BCID-AES : promesse de souveraineté ou mirage monétaire sahélien ?
Le 23 mai 2025 à Bamako, les ministres des Finances et de l’Économie du Mali, du Burkina Faso et du Niger ont officialisé la création de la Banque Confédérale pour l’Investissement et le Développement (BCID-AES). L’annonce est majeure malgré les innombrables embûches

La Banque Confédérale pour l’Investissement et le Développement (BCID-AES), bras financier de l’Alliance des États du Sahel (AES), sera dotée d’un capital de 500 milliards de francs CFA à mobiliser d’ici à septembre 2025. Elle devra financer des projets d’envergure dans des secteurs vitaux comme l’énergie, l’agriculture, les infrastructures et les télécommunications, avec une promesse claire : bâtir une souveraineté économique dégagée de l’influence des bailleurs de fonds traditionnels.
L’initiative arrive à un moment où les trois États membres (Mali, Burkina Faso, Mali) cherchent à se redéployer sur le plan régional et international, après l’officialisation de leur retrait fracassant de la CEDEAO en janvier 2025.
Pourtant, ils restent à ce jour membres de l’Union économique et monétaire ouest-africaine (UEMOA) et donc rattachés au franc CFA. Une monnaie dont ils contestent la légitimité, mais qu’ils continuent d’utiliser, faute d’alternative immédiatement opérationnelle. Ce paradoxe soulève une série de contradictions. Peut-on bâtir une banque de développement régionale souveraine tout en continuant à dépendre d’une monnaie arrimée à l’euro, émise sous la supervision du Trésor français ?
L’avènement de l’éco, prévu pour 2027 dans le cadre de la relance du projet de monnaie unique de la CEDEAO, pourrait rebattre les cartes. Si ce calendrier est maintenu, le franc CFA disparaîtra, entraînant dans son sillage la fin de l’UEMOA, dont la seule raison d’être est justement la gestion de cette monnaie.
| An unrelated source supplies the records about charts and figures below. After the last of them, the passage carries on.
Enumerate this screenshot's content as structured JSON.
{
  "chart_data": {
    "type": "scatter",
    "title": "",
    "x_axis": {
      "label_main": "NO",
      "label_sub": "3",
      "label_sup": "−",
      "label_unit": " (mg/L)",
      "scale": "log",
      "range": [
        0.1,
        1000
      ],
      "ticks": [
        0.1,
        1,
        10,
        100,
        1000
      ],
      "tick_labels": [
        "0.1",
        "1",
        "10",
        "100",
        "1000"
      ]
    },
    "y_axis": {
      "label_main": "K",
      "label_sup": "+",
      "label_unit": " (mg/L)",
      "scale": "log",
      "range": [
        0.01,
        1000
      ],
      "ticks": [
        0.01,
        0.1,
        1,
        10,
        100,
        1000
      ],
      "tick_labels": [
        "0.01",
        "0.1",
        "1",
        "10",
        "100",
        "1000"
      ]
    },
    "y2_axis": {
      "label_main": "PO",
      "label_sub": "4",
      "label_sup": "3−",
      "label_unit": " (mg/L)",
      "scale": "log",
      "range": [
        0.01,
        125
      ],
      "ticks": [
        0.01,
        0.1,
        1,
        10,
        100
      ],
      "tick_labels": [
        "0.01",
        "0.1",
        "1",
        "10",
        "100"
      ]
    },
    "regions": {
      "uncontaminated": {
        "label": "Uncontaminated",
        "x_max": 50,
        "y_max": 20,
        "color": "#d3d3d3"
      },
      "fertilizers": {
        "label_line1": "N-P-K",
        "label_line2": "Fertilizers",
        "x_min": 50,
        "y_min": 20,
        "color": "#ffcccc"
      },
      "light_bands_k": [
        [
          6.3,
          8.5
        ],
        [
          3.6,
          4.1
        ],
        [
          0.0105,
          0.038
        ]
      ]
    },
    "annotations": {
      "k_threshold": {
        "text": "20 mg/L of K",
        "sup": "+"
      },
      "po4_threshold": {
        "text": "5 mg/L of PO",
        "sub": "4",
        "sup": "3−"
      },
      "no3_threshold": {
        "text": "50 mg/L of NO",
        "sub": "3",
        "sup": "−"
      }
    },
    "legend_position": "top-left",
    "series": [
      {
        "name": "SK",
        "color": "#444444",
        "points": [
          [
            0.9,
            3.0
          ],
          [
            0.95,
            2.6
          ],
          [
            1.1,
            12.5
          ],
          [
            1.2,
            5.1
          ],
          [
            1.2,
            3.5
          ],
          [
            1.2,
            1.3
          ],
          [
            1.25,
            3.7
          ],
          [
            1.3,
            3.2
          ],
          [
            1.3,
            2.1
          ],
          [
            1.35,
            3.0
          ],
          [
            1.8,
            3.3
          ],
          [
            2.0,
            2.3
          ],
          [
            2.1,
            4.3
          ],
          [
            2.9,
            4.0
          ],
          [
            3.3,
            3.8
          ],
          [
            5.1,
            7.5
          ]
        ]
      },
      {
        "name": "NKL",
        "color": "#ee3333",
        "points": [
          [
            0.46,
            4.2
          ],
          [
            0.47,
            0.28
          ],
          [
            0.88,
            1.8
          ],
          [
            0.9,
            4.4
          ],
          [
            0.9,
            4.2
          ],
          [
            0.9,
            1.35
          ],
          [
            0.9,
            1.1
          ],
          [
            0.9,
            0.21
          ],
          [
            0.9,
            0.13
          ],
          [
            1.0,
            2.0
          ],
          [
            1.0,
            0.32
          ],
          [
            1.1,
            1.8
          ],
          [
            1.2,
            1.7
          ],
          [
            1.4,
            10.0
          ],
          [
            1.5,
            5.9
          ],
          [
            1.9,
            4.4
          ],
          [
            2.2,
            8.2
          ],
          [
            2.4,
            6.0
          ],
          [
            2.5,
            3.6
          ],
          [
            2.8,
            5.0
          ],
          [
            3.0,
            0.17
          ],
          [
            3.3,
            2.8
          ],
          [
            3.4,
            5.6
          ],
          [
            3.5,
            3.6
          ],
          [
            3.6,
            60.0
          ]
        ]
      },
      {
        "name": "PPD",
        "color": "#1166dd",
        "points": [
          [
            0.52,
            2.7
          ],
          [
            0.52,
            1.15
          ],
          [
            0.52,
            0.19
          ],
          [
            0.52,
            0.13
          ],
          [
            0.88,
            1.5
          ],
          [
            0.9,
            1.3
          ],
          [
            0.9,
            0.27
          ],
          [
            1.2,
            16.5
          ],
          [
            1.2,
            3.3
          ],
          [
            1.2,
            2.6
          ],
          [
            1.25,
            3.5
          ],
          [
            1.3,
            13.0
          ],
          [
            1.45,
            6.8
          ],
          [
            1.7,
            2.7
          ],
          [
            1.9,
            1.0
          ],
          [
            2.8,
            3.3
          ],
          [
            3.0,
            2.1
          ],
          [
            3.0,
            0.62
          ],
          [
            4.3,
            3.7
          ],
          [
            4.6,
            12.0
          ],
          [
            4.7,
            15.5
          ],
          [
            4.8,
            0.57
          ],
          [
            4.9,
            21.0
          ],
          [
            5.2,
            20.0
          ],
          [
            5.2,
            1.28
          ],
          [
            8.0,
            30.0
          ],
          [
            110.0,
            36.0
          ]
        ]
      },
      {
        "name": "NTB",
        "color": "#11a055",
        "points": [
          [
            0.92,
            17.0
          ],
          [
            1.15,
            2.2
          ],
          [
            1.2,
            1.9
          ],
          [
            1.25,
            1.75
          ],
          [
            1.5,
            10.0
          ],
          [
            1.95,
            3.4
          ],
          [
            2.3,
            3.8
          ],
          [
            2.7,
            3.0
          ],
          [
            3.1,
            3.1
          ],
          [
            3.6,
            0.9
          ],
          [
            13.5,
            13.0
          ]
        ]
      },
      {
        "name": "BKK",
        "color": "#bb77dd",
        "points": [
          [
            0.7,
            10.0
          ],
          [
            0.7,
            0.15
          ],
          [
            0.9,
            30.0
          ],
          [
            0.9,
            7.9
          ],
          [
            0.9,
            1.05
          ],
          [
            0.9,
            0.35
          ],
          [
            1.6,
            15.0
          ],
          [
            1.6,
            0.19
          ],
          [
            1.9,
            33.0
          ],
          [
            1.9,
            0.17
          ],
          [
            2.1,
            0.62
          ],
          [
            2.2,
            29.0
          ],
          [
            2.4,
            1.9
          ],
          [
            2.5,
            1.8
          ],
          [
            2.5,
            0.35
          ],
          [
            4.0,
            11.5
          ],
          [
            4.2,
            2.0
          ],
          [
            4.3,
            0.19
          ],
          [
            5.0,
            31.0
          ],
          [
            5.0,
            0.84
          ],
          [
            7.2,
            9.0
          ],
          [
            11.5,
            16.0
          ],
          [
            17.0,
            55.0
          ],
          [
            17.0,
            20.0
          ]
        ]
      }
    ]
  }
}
Les États de l’AES devront alors faire un choix fondamental : soit réintégrer une architecture monétaire ouest-africaine élargie, soit créer leur propre monnaie. Or, à ce jour, aucun cadre légal ni institutionnel pour une future monnaie AES n’a été présenté. Dans ces conditions, la BCID-AES apparaît comme une structure sans socle monétaire propre, un édifice institutionnel ambitieux mais bancal.
Prisonnière de ses contradictions
Ce flou est accentué par l’opacité entourant les modalités de fonctionnement de la banque. Aucune information détaillée sur la répartition des parts, les règles de gouvernance, les garanties de transparence ou les mécanismes de décaissement n’a été rendue publique. On ignore également si la banque travaillera en franc CFA dans un premier temps, ou si elle adoptera un système multidevise en attendant la création d’une monnaie AES. Cette absence de clarté n’est pas anodine. Elle compromet la crédibilité de l’institution avant même son opérationnalisation.
Une autre inconnue pèse sur l’articulation entre la BCID-AES et les institutions financières régionales existantes, telles que la BOAD ou la BIDC. Si l’objectif est de contourner ces dernières, encore faut-il prouver que la BCID est en mesure de proposer une alternative efficace, agile et mieux gouvernée. Sans cela, elle risque de reproduire les lenteurs, les opacités et les lourdeurs bureaucratiques qu’elle prétend dépasser.
À cela s’ajoute un autre enjeu de taille à savoir celui de la cohésion régionale. À mesure que l’espace CEDEAO se fragmente, la question se pose de savoir si la BCID-AES peut réellement fonctionner comme un instrument d’intégration, ou si elle n’incarnera qu’un repli souverainiste difficilement viable sur le plan financier.
Le symbole est fort, la volonté politique réelle, mais les moyens institutionnels encore incertains. Sans réforme monétaire, sans clarté stratégique sur l’avenir de l’UEMOA et sans articulation avec les dynamiques de l’éco, la BCID-AES risque d’être prisonnière de ses contradictions.
Entre affirmation d’une souveraineté économique retrouvée et gestion d’une transition monétaire explosive, l’AES joue gros. La réussite de la BCID ne dépendra pas seulement du montant de son capital, mais de la capacité des États à concevoir un cadre cohérent, crédible et techniquement solide. Faute de quoi, l’ambition pourrait se fracasser sur les réalités d’un espace sahélien encore en pleine recomposition.